Johnny Mercer by Clint Eastwood

Jan 31, 2010 by

Clint Eastwood's The Dream's on Me.

Clint Eastwood's The Dream's on Me

Clint Eastwood’s great documentary on Johnny Mercer, The Dream’s on Me provides a first-rate overview of pop music in the first half of the 20th century and beyond. A worthy companion is Gene Lees’ excellent biography Portrait of Johnny: The Life of John Herndon Mercer. Lees (himself a widely hailed songwriter, responsible for Anglicizing Jobim’s “Corcovado” and writing lyrics to Bill Evans’s “Waltz for Debbie”) digs deep for the details surrounding Mercer’s childhood in Savannah, his rise to fame as a singer and lyricist (as well as an occasional composer), his secret and painful love affair with Judy Garland, and the demons that drove him to become one of the most notorious drunks in Hollywood, a guy who would belittle anyone, ruin any party, and the next day send roses to his victims in a fit of remorse.

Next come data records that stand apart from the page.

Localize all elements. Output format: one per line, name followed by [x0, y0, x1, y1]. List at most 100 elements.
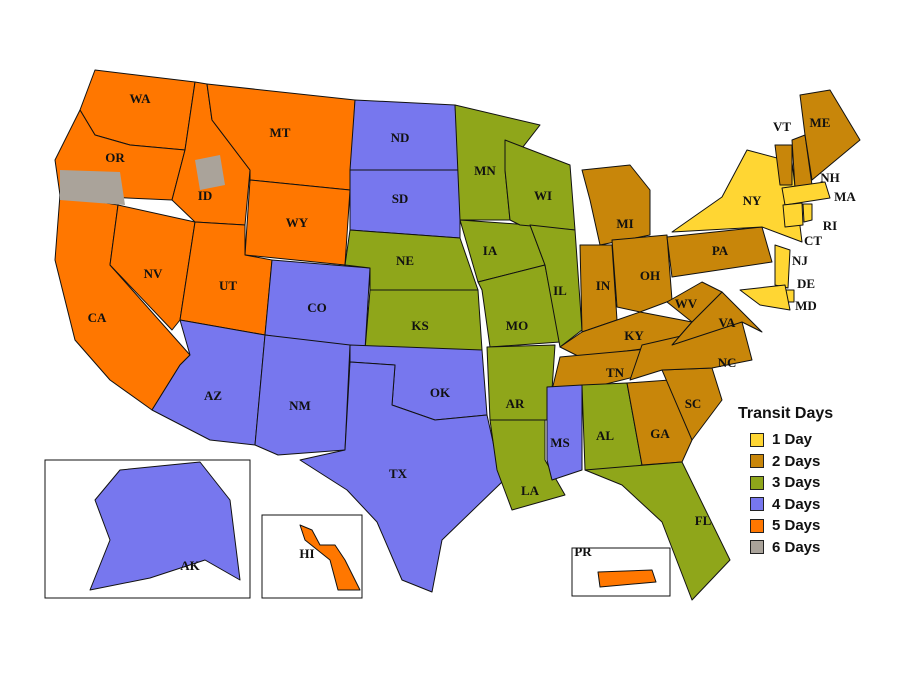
state-il[interactable] — [529, 224, 583, 348]
state-label: ME — [810, 115, 831, 130]
state-label: KS — [411, 318, 428, 333]
legend-label: 6 Days — [772, 538, 821, 556]
legend-item-6: 6 Days — [750, 537, 833, 559]
state-label: FL — [695, 513, 712, 528]
state-label: NM — [289, 398, 311, 413]
legend-swatch — [750, 454, 764, 469]
state-fl[interactable] — [584, 461, 731, 601]
legend-item-3: 3 Days — [750, 472, 833, 494]
state-label: OK — [430, 385, 451, 400]
legend-swatch — [750, 432, 764, 447]
state-label: MI — [616, 216, 633, 231]
region-6-days — [60, 170, 125, 205]
legend-label: 4 Days — [772, 495, 821, 513]
puerto-rico-inset — [571, 547, 671, 597]
state-pr[interactable] — [597, 569, 657, 588]
state-label: MS — [550, 435, 570, 450]
legend-swatch — [750, 540, 764, 555]
state-ri[interactable] — [802, 203, 813, 223]
state-label: AZ — [204, 388, 222, 403]
legend-swatch — [750, 518, 764, 533]
legend-item-5: 5 Days — [750, 515, 833, 537]
state-label: ID — [198, 188, 212, 203]
state-label: NE — [396, 253, 414, 268]
state-label: OR — [105, 150, 125, 165]
state-label: AK — [180, 558, 200, 573]
state-label: ND — [391, 130, 410, 145]
legend-label: 2 Days — [772, 452, 821, 470]
state-label: DE — [797, 276, 815, 291]
state-label: CT — [804, 233, 822, 248]
state-label: RI — [823, 218, 837, 233]
state-label: SD — [392, 191, 409, 206]
state-wi[interactable] — [504, 139, 576, 231]
hawaii-inset — [261, 514, 363, 599]
state-label: IL — [553, 283, 567, 298]
alaska-inset — [44, 459, 251, 599]
legend-label: 5 Days — [772, 517, 821, 535]
state-label: WI — [534, 188, 552, 203]
legend-label: 3 Days — [772, 474, 821, 492]
state-hi[interactable] — [299, 524, 361, 591]
state-label: WA — [130, 91, 152, 106]
state-label: NY — [743, 193, 762, 208]
state-nv[interactable] — [109, 204, 196, 331]
legend: Transit Days 1 Day 2 Days 3 Days 4 Days 5 Da… — [738, 405, 833, 558]
state-label: WY — [286, 215, 309, 230]
state-label: CO — [307, 300, 327, 315]
state-label: CA — [88, 310, 107, 325]
state-label: TX — [389, 466, 408, 481]
state-label: AR — [506, 396, 525, 411]
state-ma[interactable] — [781, 181, 831, 206]
state-label: PR — [574, 544, 592, 559]
state-label: NC — [718, 355, 737, 370]
state-label: PA — [712, 243, 729, 258]
legend-swatch — [750, 475, 764, 490]
state-mi[interactable] — [581, 164, 651, 246]
state-wv[interactable] — [666, 281, 723, 323]
state-la[interactable] — [489, 419, 566, 511]
state-label: NJ — [792, 253, 808, 268]
state-label: MD — [795, 298, 817, 313]
state-nj[interactable] — [774, 244, 791, 289]
state-ms[interactable] — [546, 384, 583, 481]
state-label: NV — [144, 266, 163, 281]
state-me[interactable] — [799, 89, 861, 181]
state-label: MN — [474, 163, 496, 178]
state-md[interactable] — [739, 284, 791, 311]
state-ak[interactable] — [89, 461, 241, 591]
state-pa[interactable] — [666, 226, 773, 278]
state-label: SC — [685, 396, 702, 411]
state-va[interactable] — [671, 291, 763, 346]
state-label: TN — [606, 365, 625, 380]
state-label: WV — [675, 296, 698, 311]
legend-title: Transit Days — [738, 405, 834, 422]
state-label: AL — [596, 428, 614, 443]
legend-swatch — [750, 497, 764, 512]
state-label: MT — [270, 125, 291, 140]
region-6-days — [195, 155, 225, 190]
state-label: NH — [820, 170, 840, 185]
state-label: KY — [624, 328, 644, 343]
state-label: VA — [718, 315, 736, 330]
state-label: HI — [299, 546, 314, 561]
state-label: MA — [834, 189, 856, 204]
state-tx[interactable] — [299, 361, 503, 593]
state-vt[interactable] — [774, 144, 793, 186]
state-label: IA — [483, 243, 498, 258]
state-label: UT — [219, 278, 237, 293]
legend-item-4: 4 Days — [750, 494, 833, 516]
state-label: GA — [650, 426, 670, 441]
state-label: OH — [640, 268, 660, 283]
state-oh[interactable] — [611, 234, 673, 313]
state-nm[interactable] — [254, 334, 351, 456]
legend-item-2: 2 Days — [750, 451, 833, 473]
state-ct[interactable] — [782, 202, 804, 228]
legend-item-1: 1 Day — [750, 429, 833, 451]
state-label: LA — [521, 483, 540, 498]
legend-label: 1 Day — [772, 431, 813, 449]
state-label: VT — [773, 119, 791, 134]
state-mo[interactable] — [477, 264, 561, 348]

The Eastwood-produced film, directed by Bruce Ricker, touches on the gory details of Mercer’s life but concentrates on the music, which encompasses Jazz-Age and Depression ditties like “Jeepers Creepers” and “You Must Have Been a Beautiful Baby” through his great wartime movie songs like “Atchison, Topeka and Santa Fe” and  “Ac-Cent-Tchu-Ate the Positive” to his seminal work with Harold Arlen (“Blues in the Night,” “One For My Baby”) and his defining late-career movie themes, including “Laura,” “Moon River,” and “Days of Wine and Roses.”

Portrait of Johnny, the definitive biography by Gene Lees

This film is worth seeing just for the amazing clips Eastwood’s team has turned up, including Mercer’s early film roles and TV appearances on American variety shows I had never even heard of. Musical performances abound, with the likes of Ella Fitzgerald, Fred Astaire, Sonny Stitt, Duke Ellington, Mel Tormé, and Ray Charles, to name a few. Best of all, Eastwood’s writers nail the history of pop as it evolved before rock, from the domination of Broadway composers to the emergence of midwestern, southern, and western voices such as Hoagy Carmichael, Cole Porter, Mercer, and Bing Crosby, who dated Mercer’s wife Ginger, herself a controversial figure in the Mercer story, before Johnny did.

Along the way, there are valuable portraits of other giants, such as the composers Carmichael, Arlen, Harry Warren, and the dean of songwriters, Jerome Kern, with whom Mercer wrote “I‘m Old Fashioned “ and “Dearly Beloved,” among others. Mercer sowed the seeds of his own professional demise by founding Capitol records, championing the career and ensuring the success of Nat King Cole and the resurgent Frank Sinatra, then selling Capitol to EMI, only to see it provide an American home for the Beatles and help push the jazz-inspired sophistication of American music to the back burner—and practically off the cooktop.

Clint Eastwood is no stranger to the jazz community (see Bird, his reverential film on Charlie Parker and his own composing for his films and those of others), and he has expanded his bona fides with this tuneful examination of the most prolific and talented singer-songwriter (when there was no such thing as singer-songwriters) of the classic pop era.